Grief can be messy, and who better than Lee Chang-dong, director of Oasis and the upcoming Poetry, to show how bad it can get. Young widow Shin-ae (Cannes winner Jeon Do-yeon, currently also The Housemaid) starts the story essentially lost, having picked up stakes with her adorable son and moved to her late husband's small hometown. If I tell you that her life is soon rocked by a second tragedy, you'll probably figure out that it involves the kid, so there it is. Actor and director proceed to track Shin-ae's emotional breakdown and spiritual crises in one of 2010's 20 best films, from 2007 (when it first premiered).

A former concert pianist setting up shop as a tutor, Shin-ae's determination and uncertainty seem to be two halves of the same whole, and her child is nothing less than a linchpin.
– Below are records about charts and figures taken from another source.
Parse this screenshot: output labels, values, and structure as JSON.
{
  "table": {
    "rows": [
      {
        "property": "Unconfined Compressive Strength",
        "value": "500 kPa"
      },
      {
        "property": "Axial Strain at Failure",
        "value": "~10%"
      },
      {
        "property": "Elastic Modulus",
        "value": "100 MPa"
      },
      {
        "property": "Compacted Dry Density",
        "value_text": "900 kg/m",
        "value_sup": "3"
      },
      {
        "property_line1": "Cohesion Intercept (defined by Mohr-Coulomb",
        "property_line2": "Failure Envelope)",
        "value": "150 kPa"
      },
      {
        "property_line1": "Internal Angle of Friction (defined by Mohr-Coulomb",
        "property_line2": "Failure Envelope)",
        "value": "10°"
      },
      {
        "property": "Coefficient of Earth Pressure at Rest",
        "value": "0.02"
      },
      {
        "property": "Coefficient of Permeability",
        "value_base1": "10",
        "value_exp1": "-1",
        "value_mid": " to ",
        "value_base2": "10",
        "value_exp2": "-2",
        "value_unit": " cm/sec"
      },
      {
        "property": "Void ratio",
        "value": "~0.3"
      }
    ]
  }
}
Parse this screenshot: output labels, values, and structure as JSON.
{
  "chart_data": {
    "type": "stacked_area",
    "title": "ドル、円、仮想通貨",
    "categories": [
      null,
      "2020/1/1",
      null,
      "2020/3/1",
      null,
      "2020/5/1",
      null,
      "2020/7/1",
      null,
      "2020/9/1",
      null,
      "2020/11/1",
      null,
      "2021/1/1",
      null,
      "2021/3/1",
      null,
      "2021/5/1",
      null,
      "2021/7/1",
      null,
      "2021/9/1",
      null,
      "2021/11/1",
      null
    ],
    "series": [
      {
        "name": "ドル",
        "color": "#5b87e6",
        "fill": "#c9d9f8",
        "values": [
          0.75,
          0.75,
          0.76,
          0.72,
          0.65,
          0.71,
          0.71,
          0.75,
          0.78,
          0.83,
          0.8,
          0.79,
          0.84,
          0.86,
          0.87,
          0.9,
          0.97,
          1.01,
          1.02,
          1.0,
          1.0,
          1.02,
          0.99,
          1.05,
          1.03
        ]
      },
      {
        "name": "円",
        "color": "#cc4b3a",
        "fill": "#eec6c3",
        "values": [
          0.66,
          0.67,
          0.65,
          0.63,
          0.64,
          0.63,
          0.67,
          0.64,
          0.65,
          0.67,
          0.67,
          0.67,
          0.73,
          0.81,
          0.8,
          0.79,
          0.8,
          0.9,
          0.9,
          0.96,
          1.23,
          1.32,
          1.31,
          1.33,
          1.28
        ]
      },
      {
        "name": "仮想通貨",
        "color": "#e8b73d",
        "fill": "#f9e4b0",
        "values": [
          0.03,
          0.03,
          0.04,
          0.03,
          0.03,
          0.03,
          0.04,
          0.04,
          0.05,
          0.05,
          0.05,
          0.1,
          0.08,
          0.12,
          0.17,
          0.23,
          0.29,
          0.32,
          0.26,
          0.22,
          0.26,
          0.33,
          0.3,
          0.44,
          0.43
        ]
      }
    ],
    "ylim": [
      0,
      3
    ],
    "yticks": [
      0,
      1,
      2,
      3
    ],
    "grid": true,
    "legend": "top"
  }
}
When disaster strikes (feeling like a fulfillment of a newcomer's paranoia), Shin-ae tries everything in "coping" (religion, theft, sex, general acting out). Jeon's performance is thankfully not a bare-all bawlfest (Lee shoots one key scene from behind on a dim street) but rather a run-ragged unpredictable mix of the grand and the petty, abysmal despair and fighting-for-a-cab frustration. Key foil to her flailing is a smalltown-connected mechanic (always appealing Song Kang-ho, known here for The Host and Memories of Murder), enamored and indefatigably playing the long game.